Transgrid’s contract is also experiencing delays, with AEMO revealing this week that it is up to 12 months behind schedule, a situation it says could present challenges to grid reliability for years to come.

Clough CEO Peter Bennett downplayed the differences between Clough and Snowy Hydro.

“Despite what you may read in the press, we are not in dispute with the client here,” he told the analyst briefing.

“What we do have is a pretty collaborative approach to looking at how to mitigate those impacts, both in terms of time and cost, as we look into the next several years of project execution. So we’re working very collaboratively with that client.”

At a briefing in June, where Bennett spoke publicly for the first time about the project’s 18-month delay, he spoke of the difficulty of finding enough trained people to operate the giant tunnel-boring machines. He says that the situation has now been resolved and all three machines are now up and running.

“This project has also enjoyed everything from wildfires to the pandemic to get to where it is today,” he said.

“But what I am pleased to report is that, as of today, the project has all three TBMs up and running.
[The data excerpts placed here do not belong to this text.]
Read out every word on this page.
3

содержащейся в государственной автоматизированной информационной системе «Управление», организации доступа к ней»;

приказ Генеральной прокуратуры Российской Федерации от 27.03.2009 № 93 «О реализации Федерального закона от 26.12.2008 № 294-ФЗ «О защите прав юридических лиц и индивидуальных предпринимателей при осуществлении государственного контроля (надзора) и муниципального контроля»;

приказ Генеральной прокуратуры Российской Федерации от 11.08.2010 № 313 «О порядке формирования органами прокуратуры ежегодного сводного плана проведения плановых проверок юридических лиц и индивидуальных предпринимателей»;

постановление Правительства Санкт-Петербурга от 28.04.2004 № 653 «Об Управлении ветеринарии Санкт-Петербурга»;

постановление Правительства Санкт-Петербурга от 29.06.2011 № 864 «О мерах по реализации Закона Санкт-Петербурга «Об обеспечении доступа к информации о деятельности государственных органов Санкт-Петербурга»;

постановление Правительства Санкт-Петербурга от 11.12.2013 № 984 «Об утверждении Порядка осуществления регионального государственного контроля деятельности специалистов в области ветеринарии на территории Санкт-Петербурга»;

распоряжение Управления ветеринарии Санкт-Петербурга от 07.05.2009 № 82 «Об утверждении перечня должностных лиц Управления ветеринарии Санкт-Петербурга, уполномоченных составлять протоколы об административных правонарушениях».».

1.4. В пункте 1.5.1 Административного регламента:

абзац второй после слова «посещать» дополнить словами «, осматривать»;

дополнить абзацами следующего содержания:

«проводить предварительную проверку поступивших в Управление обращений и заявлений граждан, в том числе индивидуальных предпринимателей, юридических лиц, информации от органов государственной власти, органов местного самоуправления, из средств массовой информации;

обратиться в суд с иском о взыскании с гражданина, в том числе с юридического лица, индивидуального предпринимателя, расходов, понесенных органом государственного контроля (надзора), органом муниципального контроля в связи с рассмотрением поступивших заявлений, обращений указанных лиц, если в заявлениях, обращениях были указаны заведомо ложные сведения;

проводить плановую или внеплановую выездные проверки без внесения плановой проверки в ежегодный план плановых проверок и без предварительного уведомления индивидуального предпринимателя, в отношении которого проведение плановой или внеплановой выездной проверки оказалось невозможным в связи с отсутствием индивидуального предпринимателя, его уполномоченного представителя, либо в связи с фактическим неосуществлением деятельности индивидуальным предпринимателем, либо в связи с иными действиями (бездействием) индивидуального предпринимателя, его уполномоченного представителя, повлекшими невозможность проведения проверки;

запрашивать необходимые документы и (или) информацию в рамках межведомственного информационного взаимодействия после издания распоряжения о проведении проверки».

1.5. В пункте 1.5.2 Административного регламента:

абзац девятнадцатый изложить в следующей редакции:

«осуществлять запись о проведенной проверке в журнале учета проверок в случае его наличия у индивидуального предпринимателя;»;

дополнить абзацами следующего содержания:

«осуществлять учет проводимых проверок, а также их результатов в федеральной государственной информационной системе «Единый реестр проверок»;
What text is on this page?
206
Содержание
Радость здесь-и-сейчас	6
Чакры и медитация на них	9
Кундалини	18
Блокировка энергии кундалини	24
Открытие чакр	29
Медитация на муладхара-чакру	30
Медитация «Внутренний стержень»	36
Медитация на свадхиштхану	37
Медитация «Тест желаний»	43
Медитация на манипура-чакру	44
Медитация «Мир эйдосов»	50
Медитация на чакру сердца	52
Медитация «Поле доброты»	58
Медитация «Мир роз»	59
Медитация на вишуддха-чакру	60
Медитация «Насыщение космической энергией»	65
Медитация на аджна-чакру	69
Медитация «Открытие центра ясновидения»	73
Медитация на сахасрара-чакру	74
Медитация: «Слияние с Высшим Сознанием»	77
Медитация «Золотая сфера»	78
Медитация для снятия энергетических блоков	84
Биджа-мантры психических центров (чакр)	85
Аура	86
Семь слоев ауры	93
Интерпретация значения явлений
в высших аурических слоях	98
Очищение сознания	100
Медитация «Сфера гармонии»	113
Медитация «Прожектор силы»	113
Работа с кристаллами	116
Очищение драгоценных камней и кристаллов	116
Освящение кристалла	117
“The prefabricated segment factory is working at full capacity, building all the elements to line the tunnels and we are also about to start the excavation work for the main underground machine house.

“So really, the field execution phase of this project is in full swing right now, a lot of the preparatory and support work associated with building the construction camps or surface facilities has been left behind.”

Note: This story has been updated to note that Clough has zero working capital facilities, rather than zero working capital.